These types of problems have led to scandals at dozens of crime labs across the nation, resulting in full or partial closures, reorganizations, investigations or firings at city or county labs in Baltimore; Boston; Chicago; Colorado Springs, Colorado; Dallas; Detroit; Erie County, New York; Houston; Los Angeles; Monroe County, New York; Oklahoma City; San Antonio, Texas; San Diego; San Francisco; San Joaquin County, California; New York City; Nashville, Tennessee; and Tucson, Arizona, as well as at state-run crime labs in Illinois, Montana, Maryland, New Jersey, New York, Oregon, Pennsylvania, Virginia, Washington, North Carolina, West Virginia and Wisconsin, plus the federally-run FBI and U.S. Army crime labs. Forensic “expert” scandals have also been reported in the United Kingdom.It's not that most of the questioned techniques have been invalidated, it's more that expert witnesses overstated their reliability and high error rates were routinely minimized. If, to use an example from last week's Forensic Science Commission Roundtable, the error rate of microscopic hair comparisons runs around 11 percent, courts have historically been too ready to accept expert testimony declaring a forensic "match." They may be right 89% of the time, but used in volume the technique can and has led to false convictions, including DNA exonerations. Most judges and attorneys, PLN showed, don't understand enough about statistics to comprehend, much less judge, error-rate issues.

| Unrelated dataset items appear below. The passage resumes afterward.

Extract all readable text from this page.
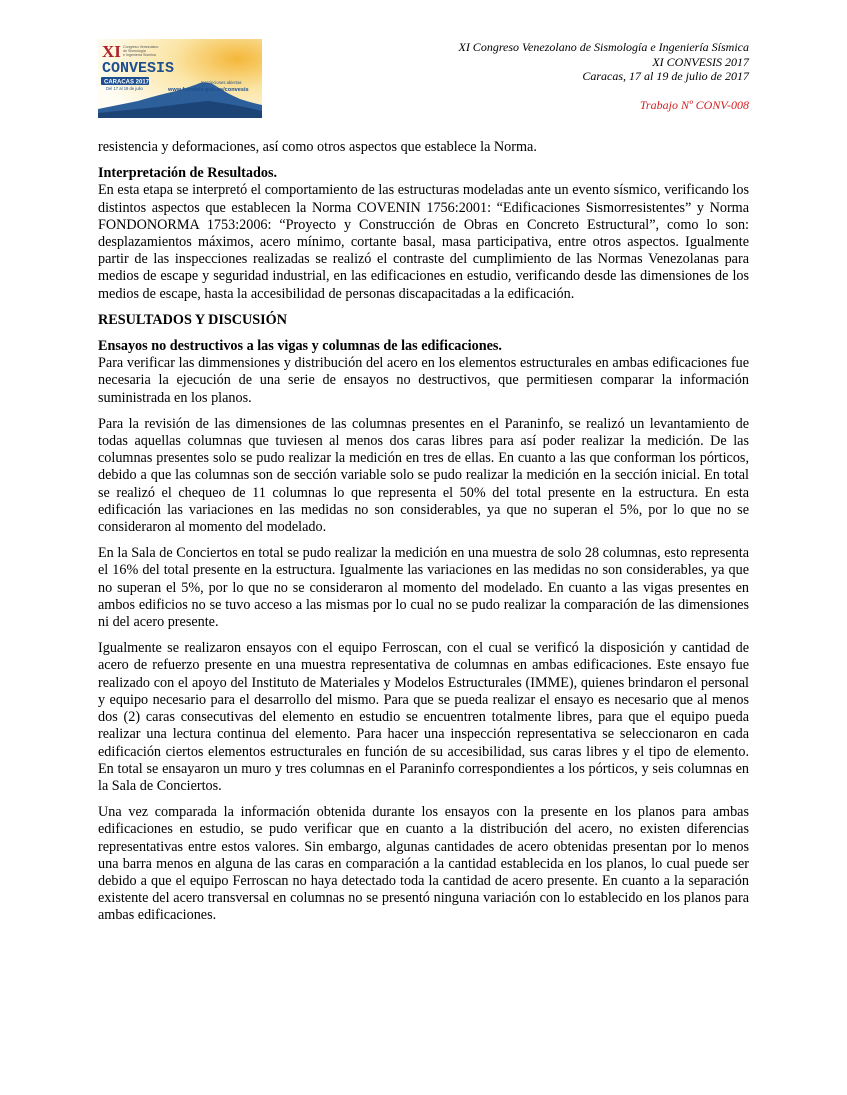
XI
CONVESIS
Congreso Venezolano
de Sismología
e Ingeniería Sísmica
CARACAS 2017
Del 17 al 19 de julio
Inscripciones abiertas
www.funvisis.gob.ve/convesis
XI Congreso Venezolano de Sismología e Ingeniería Sísmica
XI CONVESIS 2017
Caracas, 17 al 19 de julio de 2017
Trabajo Nº CONV-008

resistencia y deformaciones, así como otros aspectos que establece la Norma.

Interpretación de Resultados.
En esta etapa se interpretó el comportamiento de las estructuras modeladas ante un evento sísmico, verificando los distintos aspectos que establecen la Norma COVENIN 1756:2001: “Edificaciones Sismorresistentes” y Norma FONDONORMA 1753:2006: “Proyecto y Construcción de Obras en Concreto Estructural”, como lo son: desplazamientos máximos, acero mínimo, cortante basal, masa participativa, entre otros aspectos. Igualmente partir de las inspecciones realizadas se realizó el contraste del cumplimiento de las Normas Venezolanas para medios de escape y seguridad industrial, en las edificaciones en estudio, verificando desde las dimensiones de los medios de escape, hasta la accesibilidad de personas discapacitadas a la edificación.
RESULTADOS Y DISCUSIÓN
Ensayos no destructivos a las vigas y columnas de las edificaciones.
Para verificar las dimmensiones y distribución del acero en los elementos estructurales en ambas edificaciones fue necesaria la ejecución de una serie de ensayos no destructivos, que permitiesen comparar la información suministrada en los planos.

Para la revisión de las dimensiones de las columnas presentes en el Paraninfo, se realizó un levantamiento de todas aquellas columnas que tuviesen al menos dos caras libres para así poder realizar la medición. De las columnas presentes solo se pudo realizar la medición en tres de ellas. En cuanto a las que conforman los pórticos, debido a que las columnas son de sección variable solo se pudo realizar la medición en la sección inicial. En total se realizó el chequeo de 11 columnas lo que representa el 50% del total presente en la estructura. En esta edificación las variaciones en las medidas no son considerables, ya que no superan el 5%, por lo que no se consideraron al momento del modelado.

En la Sala de Conciertos en total se pudo realizar la medición en una muestra de solo 28 columnas, esto representa el 16% del total presente en la estructura. Igualmente las variaciones en las medidas no son considerables, ya que no superan el 5%, por lo que no se consideraron al momento del modelado. En cuanto a las vigas presentes en ambos edificios no se tuvo acceso a las mismas por lo cual no se pudo realizar la comparación de las dimensiones ni del acero presente.

Igualmente se realizaron ensayos con el equipo Ferroscan, con el cual se verificó la disposición y cantidad de acero de refuerzo presente en una muestra representativa de columnas en ambas edificaciones. Este ensayo fue realizado con el apoyo del Instituto de Materiales y Modelos Estructurales (IMME), quienes brindaron el personal y equipo necesario para el desarrollo del mismo. Para que se pueda realizar el ensayo es necesario que al menos dos (2) caras consecutivas del elemento en estudio se encuentren totalmente libres, para que el equipo pueda realizar una lectura continua del elemento. Para hacer una inspección representativa se seleccionaron en cada edificación ciertos elementos estructurales en función de su accesibilidad, sus caras libres y el tipo de elemento. En total se ensayaron un muro y tres columnas en el Paraninfo correspondientes a los pórticos, y seis columnas en la Sala de Conciertos.

Una vez comparada la información obtenida durante los ensayos con la presente en los planos para ambas edificaciones en estudio, se pudo verificar que en cuanto a la distribución del acero, no existen diferencias representativas entre estos valores. Sin embargo, algunas cantidades de acero obtenidas presentan por lo menos una barra menos en alguna de las caras en comparación a la cantidad establecida en los planos, lo cual puede ser debido a que el equipo Ferroscan no haya detectado toda la cantidad de acero presente. En cuanto a la separación existente del acero transversal en columnas no se presentó ninguna variación con lo establecido en los planos para ambas edificaciones.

The origins of such problems include unqualified or incompetent lab workers, personnel using false academic credentials, contamination in labs that cause false test results, employees falsifying test results to “help the prosecution,” and lab examiners committing perjury. Contributing to these problems is a lack of qualification standards and industry-wide training requirements for lab workers.
One might think that such scandals are caused by a few bad apples in the crime lab barrel, which is the spin typically adopted by the labs themselves. That problem could be fixed by hiring qualified personnel, training them properly and providing adequate oversight. But at least the forensic science that underpins crime lab testing is sound and valid, right? In many cases, wrong.
A 2009 report by the National Academy of Sciences, the most prestigious scientific organization in the United States, revealed that much of the “science” used in crime labs lacks any form of peer review or validation – fundamental requirements for sound science. Such questionable forensic methods include long-established and accepted techniques such as fingerprint comparison, hair and fiber analysis, and bullet matching.
The PLN story walks through these topics in great detail. It's a particularly good starting point for those who haven't deeply considered these subjects.